For Beijing, the Summit is an attempt to bring some stability to the region after spending considerable political capital attempting to isolate and demonize Japan since the nationalization of the Senkaku Islands in September 2012.

In the same vein, the recent warming of Sino-South Korean relations after Beijing imposed sanctions on Seoul as punishment for deploying America’s Terminal High Altitude Area Defense missile system is an effort by China to mend fences so that it can concentrate its diplomatic energies on rapidly deteriorating Sino-US relations.

In short, the Trump administration’s eschewing of the American built liberal world order for a realpolitik, transactional approach to foreign policy has inadvertently provided the foundation for Japan and China to move past historical grievances and return to their normal post-normalization nature of hot economics/ cold politics also known as Seikei Bunri/ 政経分離 in Japanese.

This characterization is important. Returning to the normal track of development by holding a summit suggests a return to the seikei bunri dynamic.

Optimists are predicting an incremental path towards a “Pax Sinae-Nipponica”. They have highlighted that Prime Minister Abe and President Xi’s dominant positions within their polities places them in a unique position to advance their national interests through economic cooperation on the BRI, trade pacts, and developing co-dependence as the Germans and French did to make war a thing of the past.

This vision is enticing, but unrealistic. Whilst a real warming of relations would be welcome in the region, the reality is that the difficult security, economic, and political issues that have divided the two Asia giants remain and they cannot be easily resolved.

Focusing on security, lawfare tactics in the East China Sea to erode Japanese sovereignty over the Senkaku Islands are a sign of bad faith in any warming of relations. The same could be said for the militarization of man-made islands in the SCS and the rejection of the Permanent Court of Arbitration’s July 2016 decision against all of China’s claims in the South China Sea.

Japan does not help its own case against China’s artificial island claims when it is engaging in its own artificial island building in the case of Okinotorishima. This inconsistent position sends the message to Beijing that Japan’s position is hypocritical and not wedded to any legal interpretation, and is merely based on national interests.

Beijing’s concerns also stem from Prime Minister Abe’s leadership on the Free and Open Indo-Pacific (FOIP) Strategy, and its sponsoring of counter initiatives to the BRI like the Asian-Africa Growth Corridor. Both initiatives push back against President Xi’s signature BRI and show the leaders have different visions of the region’s future integration. It suggests that Xi’s proposals are neither free nor open and thus inimical to states that China is promoting its keynote diplomatic initiatives such as Community of Common Destiny for Mankind to.

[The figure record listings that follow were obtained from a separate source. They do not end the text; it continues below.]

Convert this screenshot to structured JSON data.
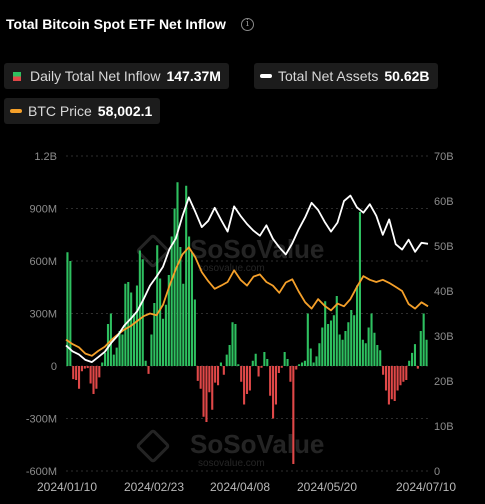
{
  "title": "Total Bitcoin Spot ETF Net Inflow",
  "info_icon": "info-circle-icon",
  "legend": [
    {
      "label": "Daily Total Net Inflow",
      "value": "147.37M",
      "icon": "bar-swatch-icon"
    },
    {
      "label": "Total Net Assets",
      "value": "50.62B",
      "icon": "line-swatch-icon",
      "color": "#ffffff"
    },
    {
      "label": "BTC Price",
      "value": "58,002.1",
      "icon": "line-swatch-icon",
      "color": "#f5a02a"
    }
  ],
  "watermark": "SoSoValue",
  "watermark_sub": "sosovalue.com",
  "colors": {
    "inflow_positive": "#2ec060",
    "inflow_negative": "#e04848",
    "net_assets": "#ffffff",
    "btc_price": "#f5a02a",
    "grid": "#2e2e2e",
    "axis_text": "#8c8c8c"
  },
  "chart_data": {
    "type": "bar",
    "title": "Total Bitcoin Spot ETF Net Inflow",
    "x_ticks": [
      "2024/01/10",
      "2024/02/23",
      "2024/04/08",
      "2024/05/20",
      "2024/07/10"
    ],
    "y_left": {
      "ticks": [
        "1.2B",
        "900M",
        "600M",
        "300M",
        "0",
        "-300M",
        "-600M"
      ],
      "range": [
        -600,
        1200
      ],
      "unit": "M USD"
    },
    "y_right": {
      "ticks": [
        "70B",
        "60B",
        "50B",
        "40B",
        "30B",
        "20B",
        "10B",
        "0"
      ],
      "range": [
        0,
        70
      ],
      "unit": "B USD"
    },
    "grid": true,
    "series": [
      {
        "name": "Daily Total Net Inflow",
        "type": "bar",
        "axis": "left",
        "values": [
          650,
          600,
          -75,
          -80,
          -130,
          -30,
          -15,
          -12,
          -100,
          -160,
          -130,
          -65,
          20,
          75,
          240,
          300,
          65,
          105,
          200,
          180,
          470,
          480,
          420,
          300,
          460,
          660,
          610,
          30,
          -45,
          180,
          360,
          690,
          500,
          270,
          350,
          520,
          740,
          900,
          1050,
          680,
          470,
          1030,
          740,
          650,
          380,
          -85,
          -130,
          -290,
          -320,
          -150,
          -250,
          -95,
          -110,
          20,
          -50,
          65,
          120,
          250,
          240,
          10,
          -90,
          -220,
          -160,
          -140,
          30,
          70,
          -60,
          -10,
          80,
          40,
          -170,
          -300,
          -220,
          -40,
          -10,
          80,
          40,
          -90,
          -560,
          -20,
          10,
          20,
          30,
          300,
          100,
          20,
          55,
          130,
          220,
          370,
          240,
          260,
          290,
          400,
          180,
          150,
          200,
          250,
          320,
          290,
          460,
          880,
          150,
          130,
          220,
          300,
          190,
          120,
          90,
          -50,
          -140,
          -220,
          -190,
          -200,
          -140,
          -110,
          -90,
          -80,
          30,
          75,
          125,
          -15,
          200,
          300,
          150
        ]
      },
      {
        "name": "Total Net Assets",
        "type": "line",
        "axis": "right",
        "points": [
          [
            0,
            27.9
          ],
          [
            3,
            26.6
          ],
          [
            6,
            25.9
          ],
          [
            9,
            24.7
          ],
          [
            12,
            24.2
          ],
          [
            15,
            25.3
          ],
          [
            18,
            26.5
          ],
          [
            21,
            28.5
          ],
          [
            24,
            30.1
          ],
          [
            27,
            32.3
          ],
          [
            30,
            33.8
          ],
          [
            33,
            35.5
          ],
          [
            36,
            38.2
          ],
          [
            39,
            41.2
          ],
          [
            42,
            43.2
          ],
          [
            45,
            45.4
          ],
          [
            48,
            49.3
          ],
          [
            51,
            51.7
          ],
          [
            54,
            56.6
          ],
          [
            57,
            60.8
          ],
          [
            60,
            57.6
          ],
          [
            63,
            54.2
          ],
          [
            66,
            55.6
          ],
          [
            69,
            58.5
          ],
          [
            72,
            55.8
          ],
          [
            75,
            53.2
          ],
          [
            78,
            58.8
          ],
          [
            81,
            56.7
          ],
          [
            84,
            54.9
          ],
          [
            87,
            53.4
          ],
          [
            90,
            52.3
          ],
          [
            93,
            54.6
          ],
          [
            96,
            51.6
          ],
          [
            99,
            49.7
          ],
          [
            102,
            48.1
          ],
          [
            105,
            50.6
          ],
          [
            108,
            53.7
          ],
          [
            111,
            56.4
          ],
          [
            114,
            59.6
          ],
          [
            117,
            58.0
          ],
          [
            120,
            55.4
          ],
          [
            123,
            53.2
          ],
          [
            126,
            55.2
          ],
          [
            129,
            60.0
          ],
          [
            132,
            61.2
          ],
          [
            135,
            58.6
          ],
          [
            138,
            57.4
          ],
          [
            141,
            59.3
          ],
          [
            144,
            56.7
          ],
          [
            147,
            52.5
          ],
          [
            150,
            55.9
          ],
          [
            153,
            50.4
          ],
          [
            156,
            49.2
          ],
          [
            159,
            51.4
          ],
          [
            162,
            48.7
          ],
          [
            165,
            50.7
          ],
          [
            168,
            50.5
          ]
        ]
      },
      {
        "name": "BTC Price",
        "type": "line",
        "axis": "right",
        "points": [
          [
            0,
            29.2
          ],
          [
            3,
            28.2
          ],
          [
            6,
            27.5
          ],
          [
            9,
            26.1
          ],
          [
            12,
            25.6
          ],
          [
            15,
            26.7
          ],
          [
            18,
            27.6
          ],
          [
            21,
            29.1
          ],
          [
            24,
            30.3
          ],
          [
            27,
            31.4
          ],
          [
            30,
            32.2
          ],
          [
            33,
            33.3
          ],
          [
            36,
            34.4
          ],
          [
            39,
            35.0
          ],
          [
            42,
            34.6
          ],
          [
            45,
            36.9
          ],
          [
            48,
            41.1
          ],
          [
            51,
            44.9
          ],
          [
            54,
            48.1
          ],
          [
            57,
            49.7
          ],
          [
            60,
            47.5
          ],
          [
            63,
            44.2
          ],
          [
            66,
            42.2
          ],
          [
            69,
            40.5
          ],
          [
            72,
            41.2
          ],
          [
            75,
            42.0
          ],
          [
            78,
            44.6
          ],
          [
            81,
            42.5
          ],
          [
            84,
            41.2
          ],
          [
            87,
            43.2
          ],
          [
            90,
            43.7
          ],
          [
            93,
            42.0
          ],
          [
            96,
            41.2
          ],
          [
            99,
            39.6
          ],
          [
            102,
            41.9
          ],
          [
            105,
            42.6
          ],
          [
            108,
            39.9
          ],
          [
            111,
            37.5
          ],
          [
            114,
            36.1
          ],
          [
            117,
            38.2
          ],
          [
            120,
            36.7
          ],
          [
            123,
            35.7
          ],
          [
            126,
            37.2
          ],
          [
            129,
            36.6
          ],
          [
            132,
            38.2
          ],
          [
            135,
            40.9
          ],
          [
            138,
            43.3
          ],
          [
            141,
            42.5
          ],
          [
            144,
            42.0
          ],
          [
            147,
            42.5
          ],
          [
            150,
            41.8
          ],
          [
            153,
            40.9
          ],
          [
            156,
            40.0
          ],
          [
            159,
            37.1
          ],
          [
            162,
            36.1
          ],
          [
            165,
            37.5
          ],
          [
            168,
            36.6
          ]
        ]
      }
    ]
  }
}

Whilst Trump’s realpolitik foreign policy has created political space for their top leadership to reengage, security remains a major stumbling block between the two neighbours that cannot be address in a single summit. Both leaders will need to inculcate more trust into their relationship.

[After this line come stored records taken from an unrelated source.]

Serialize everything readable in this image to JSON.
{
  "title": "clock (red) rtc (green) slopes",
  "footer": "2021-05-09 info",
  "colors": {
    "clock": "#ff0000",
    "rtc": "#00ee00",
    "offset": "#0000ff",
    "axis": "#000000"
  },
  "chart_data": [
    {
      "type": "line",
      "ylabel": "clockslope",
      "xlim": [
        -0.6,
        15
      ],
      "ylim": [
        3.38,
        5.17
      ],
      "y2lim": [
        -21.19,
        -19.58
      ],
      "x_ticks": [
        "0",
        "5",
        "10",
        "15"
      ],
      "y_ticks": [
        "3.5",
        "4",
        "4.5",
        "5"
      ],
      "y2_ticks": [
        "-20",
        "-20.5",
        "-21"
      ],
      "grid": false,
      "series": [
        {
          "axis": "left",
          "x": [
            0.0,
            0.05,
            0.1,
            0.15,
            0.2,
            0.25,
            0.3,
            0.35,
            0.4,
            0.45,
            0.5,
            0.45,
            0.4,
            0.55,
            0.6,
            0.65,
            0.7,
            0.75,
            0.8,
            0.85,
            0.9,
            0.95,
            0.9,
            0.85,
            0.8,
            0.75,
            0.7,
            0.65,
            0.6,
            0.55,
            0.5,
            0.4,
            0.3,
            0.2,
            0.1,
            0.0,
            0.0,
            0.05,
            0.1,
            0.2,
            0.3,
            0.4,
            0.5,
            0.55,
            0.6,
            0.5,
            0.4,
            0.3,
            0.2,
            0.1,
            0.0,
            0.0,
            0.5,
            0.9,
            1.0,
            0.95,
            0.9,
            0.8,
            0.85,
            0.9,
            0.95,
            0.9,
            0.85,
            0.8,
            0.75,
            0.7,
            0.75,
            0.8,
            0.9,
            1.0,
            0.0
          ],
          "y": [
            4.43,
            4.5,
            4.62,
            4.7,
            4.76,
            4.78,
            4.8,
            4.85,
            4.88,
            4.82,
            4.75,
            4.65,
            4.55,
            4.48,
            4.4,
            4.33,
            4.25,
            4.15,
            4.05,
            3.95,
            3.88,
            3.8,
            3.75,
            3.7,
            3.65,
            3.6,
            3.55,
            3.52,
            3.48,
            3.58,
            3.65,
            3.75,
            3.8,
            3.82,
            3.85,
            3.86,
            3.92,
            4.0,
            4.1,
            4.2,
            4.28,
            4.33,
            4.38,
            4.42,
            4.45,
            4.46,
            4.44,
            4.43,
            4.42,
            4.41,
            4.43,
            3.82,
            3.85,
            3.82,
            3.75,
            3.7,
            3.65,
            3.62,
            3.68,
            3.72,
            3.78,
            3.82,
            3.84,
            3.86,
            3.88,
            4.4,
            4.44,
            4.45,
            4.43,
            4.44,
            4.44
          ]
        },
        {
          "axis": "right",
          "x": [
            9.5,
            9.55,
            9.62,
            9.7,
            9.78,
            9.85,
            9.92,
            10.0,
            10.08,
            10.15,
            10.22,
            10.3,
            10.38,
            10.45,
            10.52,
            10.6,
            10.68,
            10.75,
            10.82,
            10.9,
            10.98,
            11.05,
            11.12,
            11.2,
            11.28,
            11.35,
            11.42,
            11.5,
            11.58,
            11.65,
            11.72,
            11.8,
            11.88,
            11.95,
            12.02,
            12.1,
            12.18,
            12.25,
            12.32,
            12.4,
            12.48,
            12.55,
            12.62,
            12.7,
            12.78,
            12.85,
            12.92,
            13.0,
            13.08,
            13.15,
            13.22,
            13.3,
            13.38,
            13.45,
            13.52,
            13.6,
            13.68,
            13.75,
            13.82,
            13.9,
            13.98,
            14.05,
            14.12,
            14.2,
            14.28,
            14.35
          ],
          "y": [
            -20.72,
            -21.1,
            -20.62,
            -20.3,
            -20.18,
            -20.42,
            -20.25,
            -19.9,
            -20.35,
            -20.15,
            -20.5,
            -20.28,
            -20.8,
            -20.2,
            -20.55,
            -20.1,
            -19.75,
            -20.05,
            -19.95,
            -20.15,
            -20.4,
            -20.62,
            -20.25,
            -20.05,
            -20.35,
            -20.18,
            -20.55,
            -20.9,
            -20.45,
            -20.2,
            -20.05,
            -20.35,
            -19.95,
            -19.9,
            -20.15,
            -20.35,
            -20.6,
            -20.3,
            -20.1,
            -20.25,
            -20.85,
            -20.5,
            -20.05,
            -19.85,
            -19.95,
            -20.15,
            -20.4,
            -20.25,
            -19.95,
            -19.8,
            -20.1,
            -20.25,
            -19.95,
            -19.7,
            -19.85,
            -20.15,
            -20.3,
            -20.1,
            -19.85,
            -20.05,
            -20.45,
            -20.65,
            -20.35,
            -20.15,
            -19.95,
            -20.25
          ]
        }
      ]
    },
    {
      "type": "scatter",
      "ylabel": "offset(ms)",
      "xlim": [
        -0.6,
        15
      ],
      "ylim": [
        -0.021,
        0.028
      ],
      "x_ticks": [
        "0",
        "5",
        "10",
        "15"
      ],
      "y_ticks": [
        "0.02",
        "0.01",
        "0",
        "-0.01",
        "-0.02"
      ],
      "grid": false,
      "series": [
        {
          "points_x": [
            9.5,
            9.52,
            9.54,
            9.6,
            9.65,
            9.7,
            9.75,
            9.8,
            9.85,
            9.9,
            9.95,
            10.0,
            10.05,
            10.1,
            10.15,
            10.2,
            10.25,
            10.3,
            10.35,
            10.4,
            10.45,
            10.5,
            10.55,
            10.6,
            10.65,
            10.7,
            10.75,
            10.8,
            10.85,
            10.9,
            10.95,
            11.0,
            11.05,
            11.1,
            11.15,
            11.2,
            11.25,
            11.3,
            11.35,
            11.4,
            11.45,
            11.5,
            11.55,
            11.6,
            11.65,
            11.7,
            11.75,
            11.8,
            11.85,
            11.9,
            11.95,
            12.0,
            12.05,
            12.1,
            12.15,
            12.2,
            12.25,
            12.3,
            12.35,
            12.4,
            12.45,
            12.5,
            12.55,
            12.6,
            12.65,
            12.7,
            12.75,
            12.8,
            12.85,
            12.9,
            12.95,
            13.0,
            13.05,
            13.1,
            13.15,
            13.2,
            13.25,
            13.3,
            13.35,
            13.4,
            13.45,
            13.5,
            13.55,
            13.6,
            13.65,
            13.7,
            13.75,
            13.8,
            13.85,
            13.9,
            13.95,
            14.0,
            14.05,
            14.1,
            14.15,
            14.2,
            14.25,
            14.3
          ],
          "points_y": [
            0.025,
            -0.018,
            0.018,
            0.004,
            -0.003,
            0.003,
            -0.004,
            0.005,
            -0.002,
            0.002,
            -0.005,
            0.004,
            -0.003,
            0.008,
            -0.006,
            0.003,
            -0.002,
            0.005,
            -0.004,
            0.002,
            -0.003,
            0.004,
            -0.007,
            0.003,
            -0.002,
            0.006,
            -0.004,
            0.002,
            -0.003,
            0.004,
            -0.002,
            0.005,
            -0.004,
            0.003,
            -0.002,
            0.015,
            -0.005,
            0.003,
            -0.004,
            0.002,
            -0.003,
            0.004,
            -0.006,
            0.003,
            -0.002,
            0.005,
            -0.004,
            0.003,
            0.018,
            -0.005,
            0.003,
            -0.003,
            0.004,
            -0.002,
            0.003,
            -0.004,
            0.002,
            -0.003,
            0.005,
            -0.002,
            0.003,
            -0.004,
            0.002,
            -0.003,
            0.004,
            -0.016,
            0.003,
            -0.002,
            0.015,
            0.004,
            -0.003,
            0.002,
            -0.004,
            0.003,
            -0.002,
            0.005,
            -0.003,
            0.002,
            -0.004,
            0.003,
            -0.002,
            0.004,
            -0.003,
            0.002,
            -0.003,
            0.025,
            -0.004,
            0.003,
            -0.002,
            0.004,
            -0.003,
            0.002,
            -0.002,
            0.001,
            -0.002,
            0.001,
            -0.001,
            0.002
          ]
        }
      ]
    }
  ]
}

Judging by the recent USMECA trade agreement’s Article 32.10 that limits Canada, Mexico, and the US from entering into a free trade agreement with a “non-market” economy (read China), the Sino-Japanese thaw is likely to be ephemeral as any bilateral FTA between Japan and the US is likely to contain a similar provision.  

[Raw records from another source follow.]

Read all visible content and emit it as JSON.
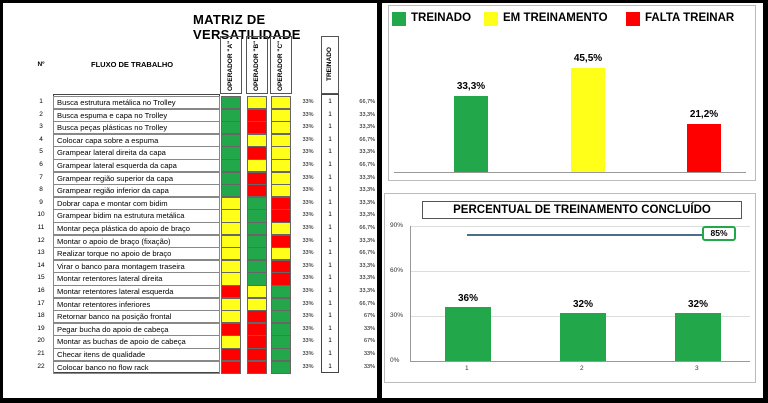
{
  "matrix": {
    "title": "MATRIZ DE VERSATILIDADE",
    "col_num": "Nº",
    "col_flow": "FLUXO DE TRABALHO",
    "operators": [
      "OPERADOR \"A\"",
      "OPERADOR \"B\"",
      "OPERADOR \"C\""
    ],
    "col_trained": "TREINADO",
    "colors": {
      "G": "#22a84a",
      "Y": "#ffff1a",
      "R": "#ff0000"
    },
    "rows": [
      {
        "n": "1",
        "flow": "Busca estrutura metálica no Trolley",
        "ops": [
          "G",
          "Y",
          "Y"
        ],
        "pct": "33%",
        "tr": "1",
        "ver": "66,7%"
      },
      {
        "n": "2",
        "flow": "Busca espuma e capa no Trolley",
        "ops": [
          "G",
          "R",
          "Y"
        ],
        "pct": "33%",
        "tr": "1",
        "ver": "33,3%"
      },
      {
        "n": "3",
        "flow": "Busca peças plásticas no Trolley",
        "ops": [
          "G",
          "R",
          "Y"
        ],
        "pct": "33%",
        "tr": "1",
        "ver": "33,3%"
      },
      {
        "n": "4",
        "flow": "Colocar capa sobre a espuma",
        "ops": [
          "G",
          "Y",
          "Y"
        ],
        "pct": "33%",
        "tr": "1",
        "ver": "66,7%"
      },
      {
        "n": "5",
        "flow": "Grampear lateral direita da capa",
        "ops": [
          "G",
          "R",
          "Y"
        ],
        "pct": "33%",
        "tr": "1",
        "ver": "33,3%"
      },
      {
        "n": "6",
        "flow": "Grampear lateral esquerda da capa",
        "ops": [
          "G",
          "Y",
          "Y"
        ],
        "pct": "33%",
        "tr": "1",
        "ver": "66,7%"
      },
      {
        "n": "7",
        "flow": "Grampear região superior da capa",
        "ops": [
          "G",
          "R",
          "Y"
        ],
        "pct": "33%",
        "tr": "1",
        "ver": "33,3%"
      },
      {
        "n": "8",
        "flow": "Grampear região inferior da capa",
        "ops": [
          "G",
          "R",
          "Y"
        ],
        "pct": "33%",
        "tr": "1",
        "ver": "33,3%"
      },
      {
        "n": "9",
        "flow": "Dobrar capa e montar com bidim",
        "ops": [
          "Y",
          "G",
          "R"
        ],
        "pct": "33%",
        "tr": "1",
        "ver": "33,3%"
      },
      {
        "n": "10",
        "flow": "Grampear bidim na estrutura metálica",
        "ops": [
          "Y",
          "G",
          "R"
        ],
        "pct": "33%",
        "tr": "1",
        "ver": "33,3%"
      },
      {
        "n": "11",
        "flow": "Montar peça plástica do apoio de braço",
        "ops": [
          "Y",
          "G",
          "Y"
        ],
        "pct": "33%",
        "tr": "1",
        "ver": "66,7%"
      },
      {
        "n": "12",
        "flow": "Montar o apoio de braço (fixação)",
        "ops": [
          "Y",
          "G",
          "R"
        ],
        "pct": "33%",
        "tr": "1",
        "ver": "33,3%"
      },
      {
        "n": "13",
        "flow": "Realizar torque no apoio de braço",
        "ops": [
          "Y",
          "G",
          "Y"
        ],
        "pct": "33%",
        "tr": "1",
        "ver": "66,7%"
      },
      {
        "n": "14",
        "flow": "Virar o banco para montagem traseira",
        "ops": [
          "Y",
          "G",
          "R"
        ],
        "pct": "33%",
        "tr": "1",
        "ver": "33,3%"
      },
      {
        "n": "15",
        "flow": "Montar retentores lateral direita",
        "ops": [
          "Y",
          "G",
          "R"
        ],
        "pct": "33%",
        "tr": "1",
        "ver": "33,3%"
      },
      {
        "n": "16",
        "flow": "Montar retentores lateral esquerda",
        "ops": [
          "R",
          "Y",
          "G"
        ],
        "pct": "33%",
        "tr": "1",
        "ver": "33,3%"
      },
      {
        "n": "17",
        "flow": "Montar retentores inferiores",
        "ops": [
          "Y",
          "Y",
          "G"
        ],
        "pct": "33%",
        "tr": "1",
        "ver": "66,7%"
      },
      {
        "n": "18",
        "flow": "Retornar banco na posição frontal",
        "ops": [
          "Y",
          "R",
          "G"
        ],
        "pct": "33%",
        "tr": "1",
        "ver": "67%"
      },
      {
        "n": "19",
        "flow": "Pegar bucha do apoio de cabeça",
        "ops": [
          "R",
          "R",
          "G"
        ],
        "pct": "33%",
        "tr": "1",
        "ver": "33%"
      },
      {
        "n": "20",
        "flow": "Montar as buchas de apoio de cabeça",
        "ops": [
          "Y",
          "R",
          "G"
        ],
        "pct": "33%",
        "tr": "1",
        "ver": "67%"
      },
      {
        "n": "21",
        "flow": "Checar itens de qualidade",
        "ops": [
          "R",
          "R",
          "G"
        ],
        "pct": "33%",
        "tr": "1",
        "ver": "33%"
      },
      {
        "n": "22",
        "flow": "Colocar banco no flow rack",
        "ops": [
          "R",
          "R",
          "G"
        ],
        "pct": "33%",
        "tr": "1",
        "ver": "33%"
      }
    ]
  },
  "legend": [
    {
      "label": "TREINADO",
      "color": "#22a84a"
    },
    {
      "label": "EM TREINAMENTO",
      "color": "#ffff1a"
    },
    {
      "label": "FALTA TREINAR",
      "color": "#ff0000"
    }
  ],
  "chart_data": [
    {
      "type": "bar",
      "categories": [
        "TREINADO",
        "EM TREINAMENTO",
        "FALTA TREINAR"
      ],
      "values": [
        33.3,
        45.5,
        21.2
      ],
      "labels": [
        "33,3%",
        "45,5%",
        "21,2%"
      ],
      "colors": [
        "#22a84a",
        "#ffff1a",
        "#ff0000"
      ],
      "ylim": [
        0,
        50
      ]
    },
    {
      "type": "bar",
      "title": "PERCENTUAL DE TREINAMENTO CONCLUÍDO",
      "categories": [
        "1",
        "2",
        "3"
      ],
      "values": [
        36,
        32,
        32
      ],
      "labels": [
        "36%",
        "32%",
        "32%"
      ],
      "color": "#22a84a",
      "yticks": [
        "0%",
        "30%",
        "60%",
        "90%"
      ],
      "ylim": [
        0,
        90
      ],
      "target_line": {
        "value": 85,
        "label": "85%"
      }
    }
  ]
}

Lastly, the intensifying security competition between China and the US will also place greater political, economic, and military demands on Japan. This will complicate the transient warming of Sino-Japanese relations and compel Japan to choose between their US ally or their Chinese neighbour. Security imperatives will trump trade, and as a result, Sino-Japanese relations will recalibrate to face the new realities of great power politics and a return of realpolitik-based foreign policy.